Attorney General McGraw's questionable ethics have gone unchecked for far too long. The National College of Virginia accused McGraw's office just last month of starting an "unlawful investigation," and a report by The Manhattan Institute's Center for Legal policy notes that Darrell McGraw has defiantly taken advantage of West Virginia's laws.
As budget discussions heat up, many legislators may find it difficult to allow the West Virginia Department of Health and Human Resources to pay for McGraw's misbehavior. An effort to rein in the Attorney General would send a strong message to job providers that nobody is above the law in West Virginia, not even the Attorney General.
The legislature should also look more closely at curbing some of the excessive verdicts which have given West Virginia an unfortunate reputation for "jackpot justice." Just one week after our state received national criticism for, among other things, its recent history of "stunning verdicts," West Virginia was again in the news for a jaw-dropping $58 million damages award.

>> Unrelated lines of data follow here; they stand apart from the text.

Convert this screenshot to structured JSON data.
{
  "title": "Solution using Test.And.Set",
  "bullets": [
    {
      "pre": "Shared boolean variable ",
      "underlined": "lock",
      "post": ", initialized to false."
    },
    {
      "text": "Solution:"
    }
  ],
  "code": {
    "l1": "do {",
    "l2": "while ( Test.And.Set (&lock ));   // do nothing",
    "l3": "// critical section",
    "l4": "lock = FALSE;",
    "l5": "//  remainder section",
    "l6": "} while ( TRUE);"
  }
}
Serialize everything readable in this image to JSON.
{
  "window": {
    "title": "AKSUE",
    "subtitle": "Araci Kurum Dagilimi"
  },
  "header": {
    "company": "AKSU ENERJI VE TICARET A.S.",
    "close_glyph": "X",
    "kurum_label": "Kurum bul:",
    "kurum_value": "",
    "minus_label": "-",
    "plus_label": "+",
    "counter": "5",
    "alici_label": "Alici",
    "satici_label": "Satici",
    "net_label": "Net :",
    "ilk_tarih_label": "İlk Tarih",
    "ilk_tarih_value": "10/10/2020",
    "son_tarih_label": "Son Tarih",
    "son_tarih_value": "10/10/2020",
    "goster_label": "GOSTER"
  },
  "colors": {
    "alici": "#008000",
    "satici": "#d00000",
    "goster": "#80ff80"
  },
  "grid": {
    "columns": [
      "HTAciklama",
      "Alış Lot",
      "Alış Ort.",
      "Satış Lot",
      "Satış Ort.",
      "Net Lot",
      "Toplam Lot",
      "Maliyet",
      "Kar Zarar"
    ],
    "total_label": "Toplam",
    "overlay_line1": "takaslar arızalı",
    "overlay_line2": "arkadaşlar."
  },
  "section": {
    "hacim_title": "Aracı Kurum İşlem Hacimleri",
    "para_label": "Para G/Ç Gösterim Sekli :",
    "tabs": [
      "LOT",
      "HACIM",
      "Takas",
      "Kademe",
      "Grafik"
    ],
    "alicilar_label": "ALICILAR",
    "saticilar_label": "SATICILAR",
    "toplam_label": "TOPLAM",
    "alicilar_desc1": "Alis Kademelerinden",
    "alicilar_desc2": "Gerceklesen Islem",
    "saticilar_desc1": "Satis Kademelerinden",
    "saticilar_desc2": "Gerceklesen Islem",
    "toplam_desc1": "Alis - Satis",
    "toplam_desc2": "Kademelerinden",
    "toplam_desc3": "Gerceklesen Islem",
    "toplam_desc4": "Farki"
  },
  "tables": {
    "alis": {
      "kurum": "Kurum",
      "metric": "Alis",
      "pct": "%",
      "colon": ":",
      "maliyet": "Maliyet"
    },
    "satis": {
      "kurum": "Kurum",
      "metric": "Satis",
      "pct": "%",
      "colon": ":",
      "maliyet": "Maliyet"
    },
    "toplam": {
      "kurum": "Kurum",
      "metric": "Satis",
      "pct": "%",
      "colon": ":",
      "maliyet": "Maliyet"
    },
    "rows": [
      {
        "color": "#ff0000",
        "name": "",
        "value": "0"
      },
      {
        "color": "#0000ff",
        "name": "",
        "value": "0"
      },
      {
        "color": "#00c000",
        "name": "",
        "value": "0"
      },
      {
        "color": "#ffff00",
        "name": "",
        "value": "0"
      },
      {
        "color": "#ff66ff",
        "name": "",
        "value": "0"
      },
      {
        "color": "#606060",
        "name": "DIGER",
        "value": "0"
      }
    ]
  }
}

The verdict — the second to top the $50 million mark in a matter of months — raises serious questions about out-of-control punitive damages in West Virginia courts and whether our state can compete to attract needed jobs and investment.
A majority of West Virginians believe that the state's legal climate has a negative impact on job creation. By supporting these and other needed legal reform measures, state lawmakers can ensure that West Virginia starts the year on the right foot and moving in the right direction.
Heath is executive director of West Virginia Citizens Against Lawsuit Abuse.